Yandex Database 25.3.1.25 and earlier are vulnerable to LDAP filter injection, allowing authenticated users to bypass group checks and gain unauthorized access.
Vulnerability
An LDAP filter injection vulnerability exists in Yandex Database prior to version 25.3.1.25. This flaw allows a remote attacker who possesses valid LDAP credentials to bypass group membership checks. The vulnerability is present in the LDAP authentication mechanism.
Exploitation
A remote attacker with valid LDAP credentials can exploit this vulnerability.

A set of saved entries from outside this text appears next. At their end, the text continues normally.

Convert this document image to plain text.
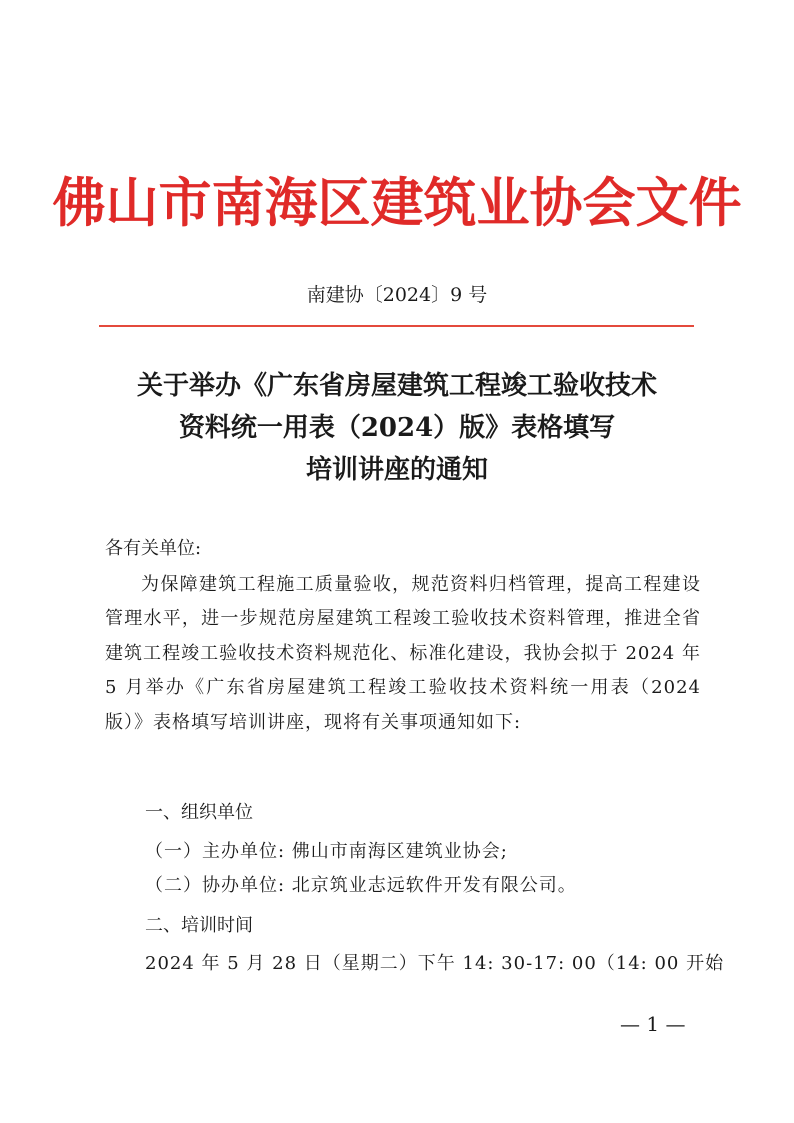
佛山市南海区建筑业协会文件
南建协〔2024〕9 号
关于举办《广东省房屋建筑工程竣工验收技术
资料统一用表（2024）版》表格填写
培训讲座的通知
各有关单位:
为保障建筑工程施工质量验收，规范资料归档管理，提高工程建设管理水平，进一步规范房屋建筑工程竣工验收技术资料管理，推进全省建筑工程竣工验收技术资料规范化、标准化建设，我协会拟于 2024 年 5 月举办《广东省房屋建筑工程竣工验收技术资料统一用表（2024 版）》表格填写培训讲座，现将有关事项通知如下:
一、组织单位
（一）主办单位: 佛山市南海区建筑业协会;
（二）协办单位: 北京筑业志远软件开发有限公司。
二、培训时间
2024 年 5 月 28 日（星期二）下午 14: 30-17: 00（14: 00 开始
— 1 —
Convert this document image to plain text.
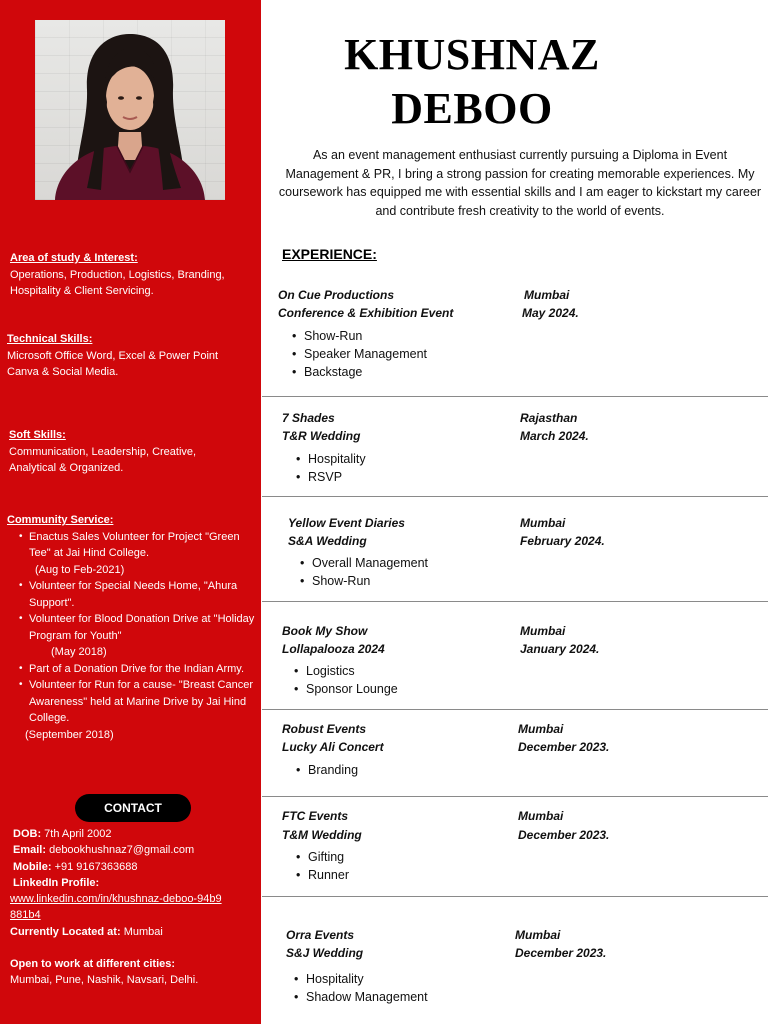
Area of study & Interest:
Operations, Production, Logistics, Branding, Hospitality & Client Servicing.
Technical Skills:
Microsoft Office Word, Excel & Power Point
Canva & Social Media.
Soft Skills:
Communication, Leadership, Creative, Analytical & Organized.
Community Service:
• Enactus Sales Volunteer for Project "Green Tee" at Jai Hind College.
(Aug to Feb-2021)
• Volunteer for Special Needs Home, "Ahura Support".
• Volunteer for Blood Donation Drive at "Holiday Program for Youth"
(May 2018)
• Part of a Donation Drive for the Indian Army.
• Volunteer for Run for a cause- "Breast Cancer Awareness" held at Marine Drive by Jai Hind College.
(September 2018)
CONTACT
DOB: 7th April 2002
Email: debookhushnaz7@gmail.com
Mobile: +91 9167363688
LinkedIn Profile:
www.linkedin.com/in/khushnaz-deboo-94b9881b4
Currently Located at: Mumbai
Open to work at different cities:
Mumbai, Pune, Nashik, Navsari, Delhi.
KHUSHNAZ
DEBOO
As an event management enthusiast currently pursuing a Diploma in Event Management & PR, I bring a strong passion for creating memorable experiences. My coursework has equipped me with essential skills and I am eager to kickstart my career and contribute fresh creativity to the world of events.
EXPERIENCE:
On Cue Productions
Conference & Exhibition Event
Mumbai
May 2024.
• Show-Run
• Speaker Management
• Backstage
7 Shades
T&R Wedding
Rajasthan
March 2024.
• Hospitality
• RSVP
Yellow Event Diaries
S&A Wedding
Mumbai
February 2024.
• Overall Management
• Show-Run
Book My Show
Lollapalooza 2024
Mumbai
January 2024.
• Logistics
• Sponsor Lounge
Robust Events
Lucky Ali Concert
Mumbai
December 2023.
• Branding
FTC Events
T&M Wedding
Mumbai
December 2023.
• Gifting
• Runner
Orra Events
S&J Wedding
Mumbai
December 2023.
• Hospitality
• Shadow Management
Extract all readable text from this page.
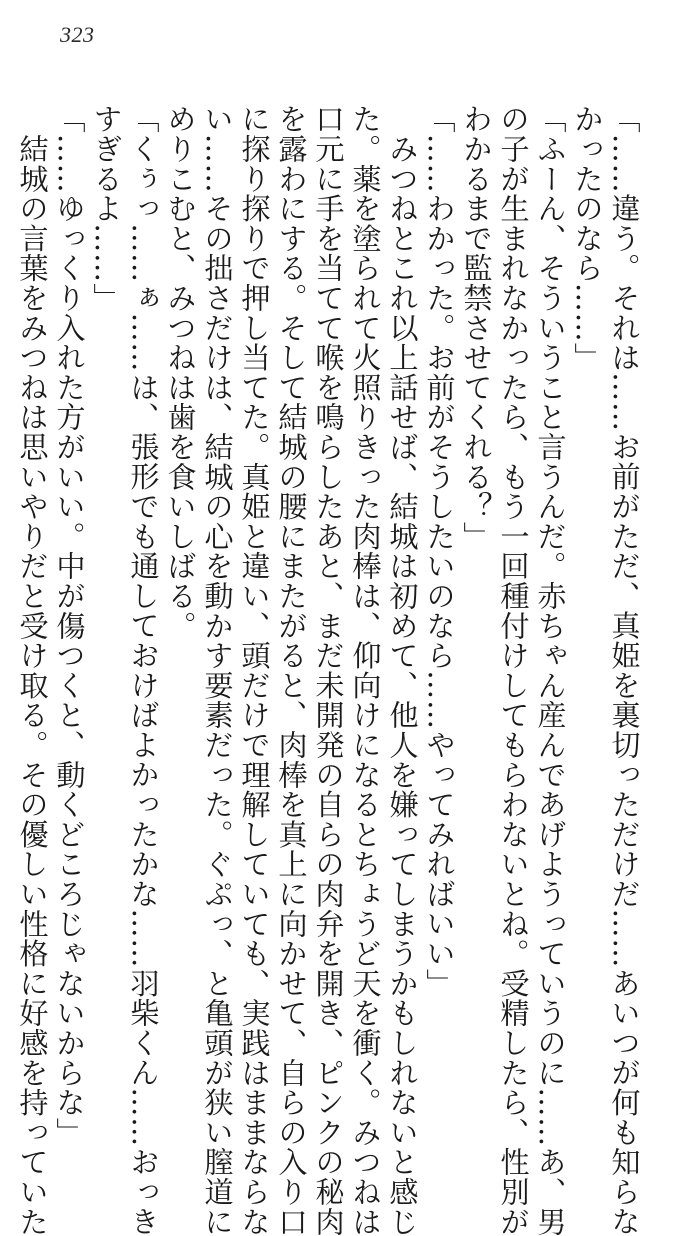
323
「……違う。それは……お前がただ、真姫を裏切っただけだ……あいつが何も知らな
かったのなら……」
「ふーん、そういうこと言うんだ。赤ちゃん産んであげようっていうのに……あ、男
の子が生まれなかったら、もう一回種付けしてもらわないとね。受精したら、性別が
わかるまで監禁させてくれる？」
「……わかった。お前がそうしたいのなら……やってみればいい」
　みつねとこれ以上話せば、結城は初めて、他人を嫌ってしまうかもしれないと感じ
た。薬を塗られて火照りきった肉棒は、仰向けになるとちょうど天を衝く。みつねは
口元に手を当てて喉を鳴らしたあと、まだ未開発の自らの肉弁を開き、ピンクの秘肉
を露わにする。そして結城の腰にまたがると、肉棒を真上に向かせて、自らの入り口
に探り探りで押し当てた。真姫と違い、頭だけで理解していても、実践はままならな
い……その拙さだけは、結城の心を動かす要素だった。ぐぷっ、と亀頭が狭い膣道に
めりこむと、みつねは歯を食いしばる。
「くぅっ……ぁ……は、張形でも通しておけばよかったかな……羽柴くん……おっき
すぎるよ……」
「……ゆっくり入れた方がいい。中が傷つくと、動くどころじゃないからな」
　結城の言葉をみつねは思いやりだと受け取る。その優しい性格に好感を持っていた
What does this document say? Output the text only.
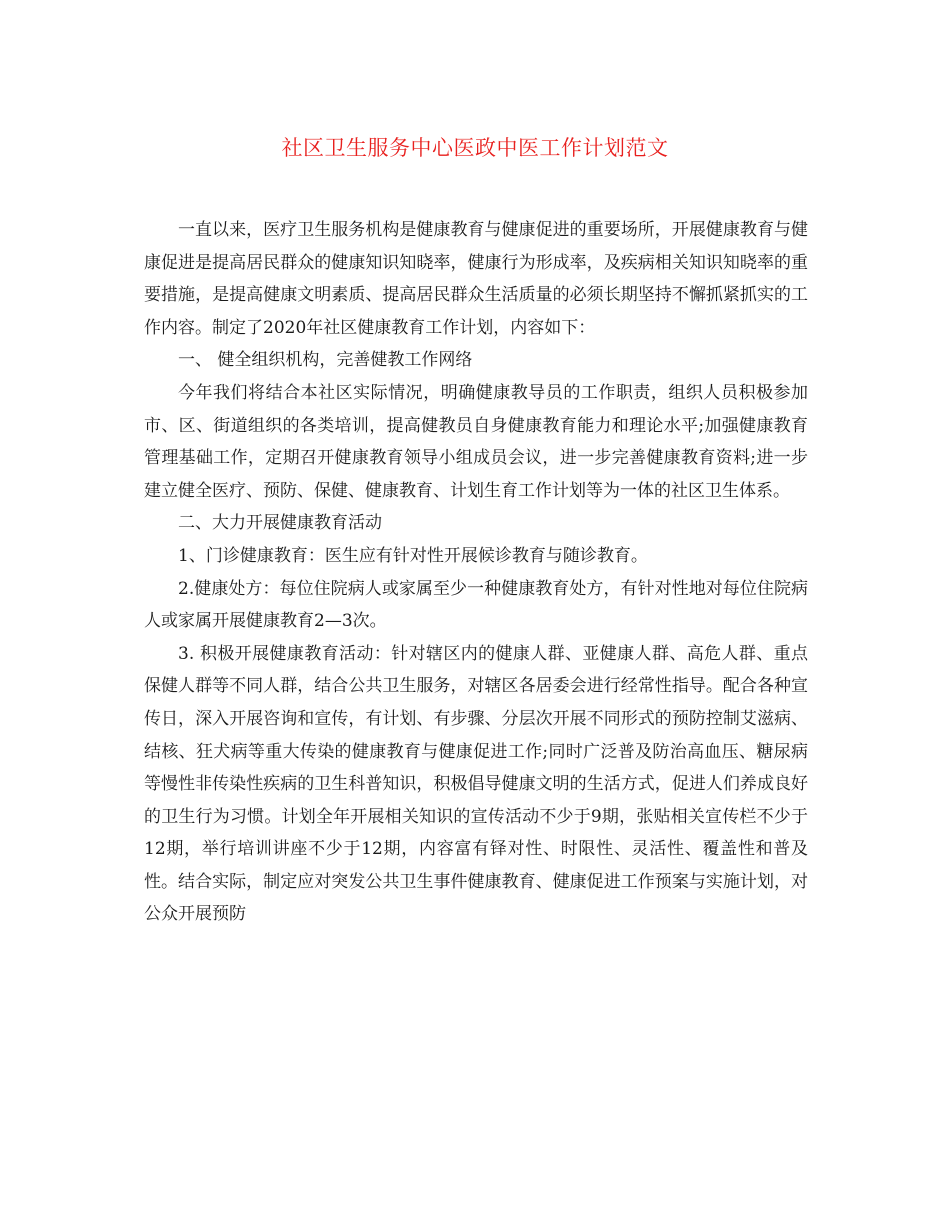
社区卫生服务中心医政中医工作计划范文

一直以来，医疗卫生服务机构是健康教育与健康促进的重要场所，开展健康教育与健康促进是提高居民群众的健康知识知晓率，健康行为形成率，及疾病相关知识知晓率的重要措施，是提高健康文明素质、提高居民群众生活质量的必须长期坚持不懈抓紧抓实的工作内容。制定了2020年社区健康教育工作计划，内容如下：

一、 健全组织机构，完善健教工作网络

今年我们将结合本社区实际情况，明确健康教导员的工作职责，组织人员积极参加市、区、街道组织的各类培训，提高健教员自身健康教育能力和理论水平;加强健康教育管理基础工作，定期召开健康教育领导小组成员会议，进一步完善健康教育资料;进一步建立健全医疗、预防、保健、健康教育、计划生育工作计划等为一体的社区卫生体系。

二、大力开展健康教育活动

1、门诊健康教育：医生应有针对性开展候诊教育与随诊教育。

2.健康处方：每位住院病人或家属至少一种健康教育处方，有针对性地对每位住院病人或家属开展健康教育2—3次。

3. 积极开展健康教育活动：针对辖区内的健康人群、亚健康人群、高危人群、重点保健人群等不同人群，结合公共卫生服务，对辖区各居委会进行经常性指导。配合各种宣传日，深入开展咨询和宣传，有计划、有步骤、分层次开展不同形式的预防控制艾滋病、结核、狂犬病等重大传染的健康教育与健康促进工作;同时广泛普及防治高血压、糖尿病等慢性非传染性疾病的卫生科普知识，积极倡导健康文明的生活方式，促进人们养成良好的卫生行为习惯。计划全年开展相关知识的宣传活动不少于9期，张贴相关宣传栏不少于12期，举行培训讲座不少于12期，内容富有铎对性、时限性、灵活性、覆盖性和普及性。结合实际，制定应对突发公共卫生事件健康教育、健康促进工作预案与实施计划，对公众开展预防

By crafting a malicious LDAP filter, the attacker can manipulate the authentication process to gain unauthorized access to the database, effectively bypassing intended group membership restrictions.
Impact
Successful exploitation of this vulnerability allows an attacker to bypass group membership checks, resulting in unauthorized access to the Yandex Database. This could lead to the disclosure of sensitive information or unauthorized modification of data, depending on the privileges associated with the bypassed group.
Mitigation
This vulnerability is fixed in Yandex Database version 25.3.1.25. Users are advised to upgrade to this version or a later release. No workarounds are disclosed in the available references. The provided reference [1] details other security fixes for YDB but does not specifically mention this LDAP filter injection vulnerability or its fix date.
AI Insight generated on Jun 2, 2026. Synthesized from this CVE's description and the cited reference URLs; citations are validated against the source bundle.
Affected products
1Patches
0No patches discovered yet.
Vulnerability mechanics
AI mechanics synthesis has not run for this CVE yet.
References
1News mentions
0No linked articles in our index yet.